Ce qui est difficile à saisir, c’est comment on peut penser que quelqu’un pourrait intentionnellement créer ces « traînées chimiques » pour provoquer des phénomènes de portée apocalyptique, capables de tuer des centaines de personnes en quelques heures. Il est largement reconnu que les traînées de condensation des avions peuvent favoriser l’effet de serre, modifiant la nébulosité dans le ciel et créant une variation dans le bilan entre l’énergie solaire absorbée et celle émise dans l’espace à travers l’atmosphère terrestre, ce qu’on appelle le déséquilibre du forçage radiatif. Mais il faudrait un ciel couvert par ces traînées – avec un passage continu d’un nombre colossale d’avions – juste pour envisager un apport significatif dans des événements comme la DANA à Valence.

C’est la même discussion que lors de la poussière du Sahara qui a envahi les ciels d’Italie au cours des derniers mois. Selon les complotistes, même cela aurait été libéré par des pilotes complices des pouvoirs en place qui veulent nous empoisonner avec des métaux lourds et d’autres substances. Or, pour disperser un gramme de poussière sur toute l’Italie (plus de 300 000 kilomètres carrés), il faudrait bien 13 000 grands avions de fret chargés de cette poussière, ou des centaines de milliers de vols commerciaux qui la transporteraient “en cachette” dans leurs soutes ensemble avec les bagages. En Italie, selon les données d’ENAV, il y a environ 8 000 vols par jour. Ce sont des absurdités facilement démontables par de simples calculs mathématiques et en observant ce qui se passe dans le monde réel ; pour une opération de contamination de cette ampleur, nous aurions dû voir les ciels saturés d’avions répandant de la poussière sur tout le pays.
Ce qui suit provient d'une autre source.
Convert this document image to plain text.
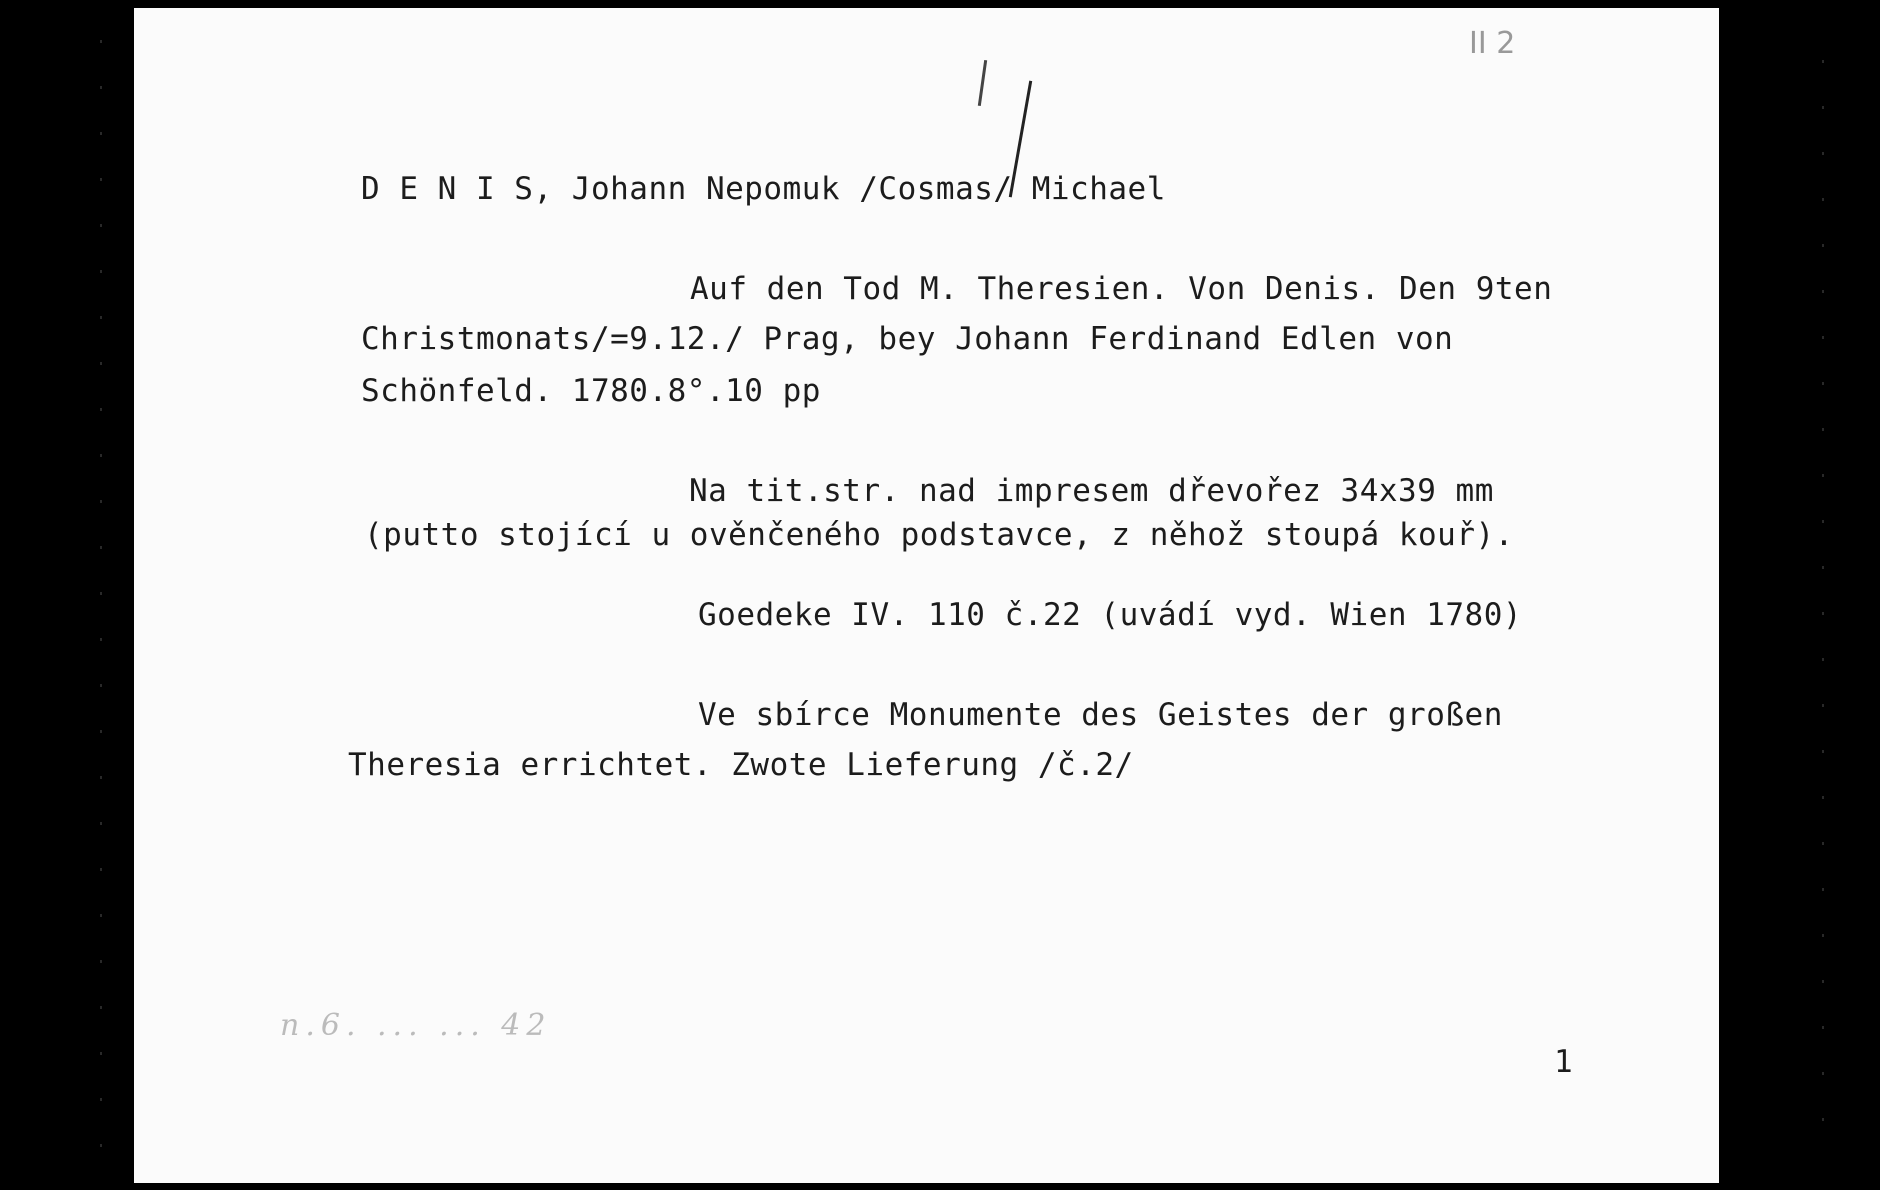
II 2
D E N I S, Johann Nepomuk /Cosmas/ Michael
Auf den Tod M. Theresien. Von Denis. Den 9ten
Christmonats/=9.12./ Prag, bey Johann Ferdinand Edlen von
Schönfeld. 1780.8°.10 pp
Na tit.str. nad impresem dřevořez 34x39 mm
(putto stojící u ověnčeného podstavce, z něhož stoupá kouř).
Goedeke IV. 110 č.22 (uvádí vyd. Wien 1780)
Ve sbírce Monumente des Geistes der großen
Theresia errichtet. Zwote Lieferung /č.2/
n.6. ... ... 42
1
Pourtant, certaines personnes sont vraiment convaincues que de telles choses se produisent, niant le changement climatique et continuant à fermer les yeux devant des catastrophes pleinement annoncées par des experts. Le film avec Leonardo DiCaprio “Dont’ Look Up” est une métaphore du négationnisme climatique, où les personnes refusent de croire à la découverte d’une comète de 9 kilomètres dirigée vers la Terre, capable d’extin gregner l’humanité. Ce n’est qu’une fois qu’il est trop tard qu’ils en prennent conscience. Nous sommes dans la même situation, avec des scientifiques qui nous signalent depuis des années le problème, ses conséquences et ce que nous pouvons faire pour y remédier, mais beaucoup – souvent pour des intérêts personnels – continuent à ne pas vouloir voir et comprendre, devenant des porte-voix des théories les plus absurdes et ridicules pour ne pas donner crédit à la science, retardant le processus de prise de décision. Pendant ce temps, les vies continuent d’être perdues.